Чай допивали молча, молча убирали со стола, молча легли в постель. Он знал, что сегодня ее желание будет сильнее обычного. Она отдастся ему со всей страстью, на какую только будет способна, и он поймет, что это — плата. Плата за такт. Плата за ложь про варенье. Плата за зеркальце. Плата наконец за то, что, заваривая чай, он не расклеился и не сдулся, а выдержал. Ведь это повлекло бы за собой разговоры. А на разговоры у них обоих не хватит сил.
— Можно я покурю здесь, а не на кухне? — спросил он, когда все было кончено.
— Можно, — сказала она и отвернулась.
— Ну... Я могу и на кухне...
Она не ответила.
— На кухне так на кухне, — пробормотал он, садясь на кровати. — Тем более что сигареты там...
Она промолчала и в этот раз.
— Ты в порядке? — спросил он, набрасывая на себя халат.
Она тихо, едва слышно заплакала.

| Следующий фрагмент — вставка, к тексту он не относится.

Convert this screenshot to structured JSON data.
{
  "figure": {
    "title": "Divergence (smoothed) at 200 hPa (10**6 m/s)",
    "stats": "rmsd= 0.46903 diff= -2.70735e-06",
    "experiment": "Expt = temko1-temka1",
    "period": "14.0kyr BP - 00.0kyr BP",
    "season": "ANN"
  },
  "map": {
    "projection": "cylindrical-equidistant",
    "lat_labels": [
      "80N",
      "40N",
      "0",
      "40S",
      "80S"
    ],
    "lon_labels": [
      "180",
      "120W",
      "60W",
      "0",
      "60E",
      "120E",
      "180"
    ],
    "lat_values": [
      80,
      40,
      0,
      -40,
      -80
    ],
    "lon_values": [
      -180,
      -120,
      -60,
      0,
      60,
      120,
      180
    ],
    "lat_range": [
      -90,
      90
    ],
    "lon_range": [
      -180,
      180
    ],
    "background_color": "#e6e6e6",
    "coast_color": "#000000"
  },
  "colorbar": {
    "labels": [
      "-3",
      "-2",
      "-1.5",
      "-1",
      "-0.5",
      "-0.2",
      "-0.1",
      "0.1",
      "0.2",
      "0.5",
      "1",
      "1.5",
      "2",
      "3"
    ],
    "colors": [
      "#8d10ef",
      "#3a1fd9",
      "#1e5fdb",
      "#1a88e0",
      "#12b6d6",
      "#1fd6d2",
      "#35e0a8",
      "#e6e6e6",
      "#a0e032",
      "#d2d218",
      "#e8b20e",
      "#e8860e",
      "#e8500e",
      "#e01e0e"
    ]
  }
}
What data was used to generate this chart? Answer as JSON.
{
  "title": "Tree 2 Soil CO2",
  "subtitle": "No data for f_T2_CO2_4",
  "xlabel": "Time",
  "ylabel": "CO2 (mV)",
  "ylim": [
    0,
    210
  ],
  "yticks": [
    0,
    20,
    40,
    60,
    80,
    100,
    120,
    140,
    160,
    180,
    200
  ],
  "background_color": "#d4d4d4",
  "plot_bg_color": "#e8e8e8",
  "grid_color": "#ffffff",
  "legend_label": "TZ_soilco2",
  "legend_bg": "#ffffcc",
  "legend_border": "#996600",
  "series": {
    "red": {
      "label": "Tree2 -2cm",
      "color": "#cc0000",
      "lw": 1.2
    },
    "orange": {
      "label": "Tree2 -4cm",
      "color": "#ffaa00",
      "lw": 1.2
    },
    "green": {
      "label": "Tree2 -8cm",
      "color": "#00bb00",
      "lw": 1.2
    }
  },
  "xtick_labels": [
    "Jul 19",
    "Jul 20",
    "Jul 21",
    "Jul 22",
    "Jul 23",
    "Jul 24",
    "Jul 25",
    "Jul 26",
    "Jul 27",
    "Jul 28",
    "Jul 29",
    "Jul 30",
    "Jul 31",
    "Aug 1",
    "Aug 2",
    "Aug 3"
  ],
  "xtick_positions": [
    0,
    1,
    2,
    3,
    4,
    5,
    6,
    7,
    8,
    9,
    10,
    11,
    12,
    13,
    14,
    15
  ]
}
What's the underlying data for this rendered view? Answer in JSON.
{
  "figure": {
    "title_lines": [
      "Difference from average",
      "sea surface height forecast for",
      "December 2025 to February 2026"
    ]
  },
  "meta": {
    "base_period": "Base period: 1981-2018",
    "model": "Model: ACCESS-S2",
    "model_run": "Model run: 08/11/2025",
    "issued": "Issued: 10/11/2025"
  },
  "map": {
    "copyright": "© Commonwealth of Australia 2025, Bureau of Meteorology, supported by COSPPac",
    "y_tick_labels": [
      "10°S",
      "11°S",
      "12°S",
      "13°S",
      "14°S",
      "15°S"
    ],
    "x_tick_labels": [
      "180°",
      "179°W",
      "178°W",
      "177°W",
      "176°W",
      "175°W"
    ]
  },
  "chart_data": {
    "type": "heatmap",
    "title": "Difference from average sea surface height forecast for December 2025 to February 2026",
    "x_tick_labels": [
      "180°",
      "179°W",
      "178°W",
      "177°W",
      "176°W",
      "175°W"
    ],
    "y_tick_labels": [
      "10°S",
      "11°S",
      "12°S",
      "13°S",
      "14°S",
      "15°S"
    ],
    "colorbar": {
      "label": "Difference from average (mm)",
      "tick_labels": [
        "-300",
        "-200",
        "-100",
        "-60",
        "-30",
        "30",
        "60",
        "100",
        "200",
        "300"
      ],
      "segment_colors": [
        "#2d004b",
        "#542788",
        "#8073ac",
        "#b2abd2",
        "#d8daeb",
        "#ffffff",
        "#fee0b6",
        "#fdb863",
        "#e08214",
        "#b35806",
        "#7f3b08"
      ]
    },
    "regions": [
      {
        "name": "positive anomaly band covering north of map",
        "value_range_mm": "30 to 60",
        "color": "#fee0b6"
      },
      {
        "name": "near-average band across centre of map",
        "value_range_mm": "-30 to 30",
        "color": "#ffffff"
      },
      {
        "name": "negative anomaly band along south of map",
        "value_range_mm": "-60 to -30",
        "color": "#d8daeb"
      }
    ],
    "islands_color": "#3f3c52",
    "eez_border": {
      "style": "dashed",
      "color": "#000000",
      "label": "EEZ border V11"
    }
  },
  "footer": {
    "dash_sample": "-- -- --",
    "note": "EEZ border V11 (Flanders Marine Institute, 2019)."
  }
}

Несколько мгновений он разглядывал ее голую, не укрытую одеялом спину, потом, аккуратно прикрыв за собой дверь, вышел.

В том году ночи, как на подбор, были особенные: не находя в себе сил, чтобы уснуть, он просиживал до утра перед окном в кухне, наблюдал за тем, как из распахнутого рта неба хищными тугими языками показывалась темнота. Как эти языки вываливались на землю, как ползли неуклюже. Как делали город немым. Как ломали, давили, топтали. Как отправляли перекрестки в пищевод сновидений, как жевали улицы.
Как вламывались в дома. Как давились в стекла, покрывая их трещинами. Как ползли по паркету. Как затапливали собой комнаты...
Он закуривал очередную сигарету, стоя в темноте по колено.
Он закуривал сигарету, а в темноте под ногами плавали его маски.
Он закуривал сигарету и делал вид, что их нет.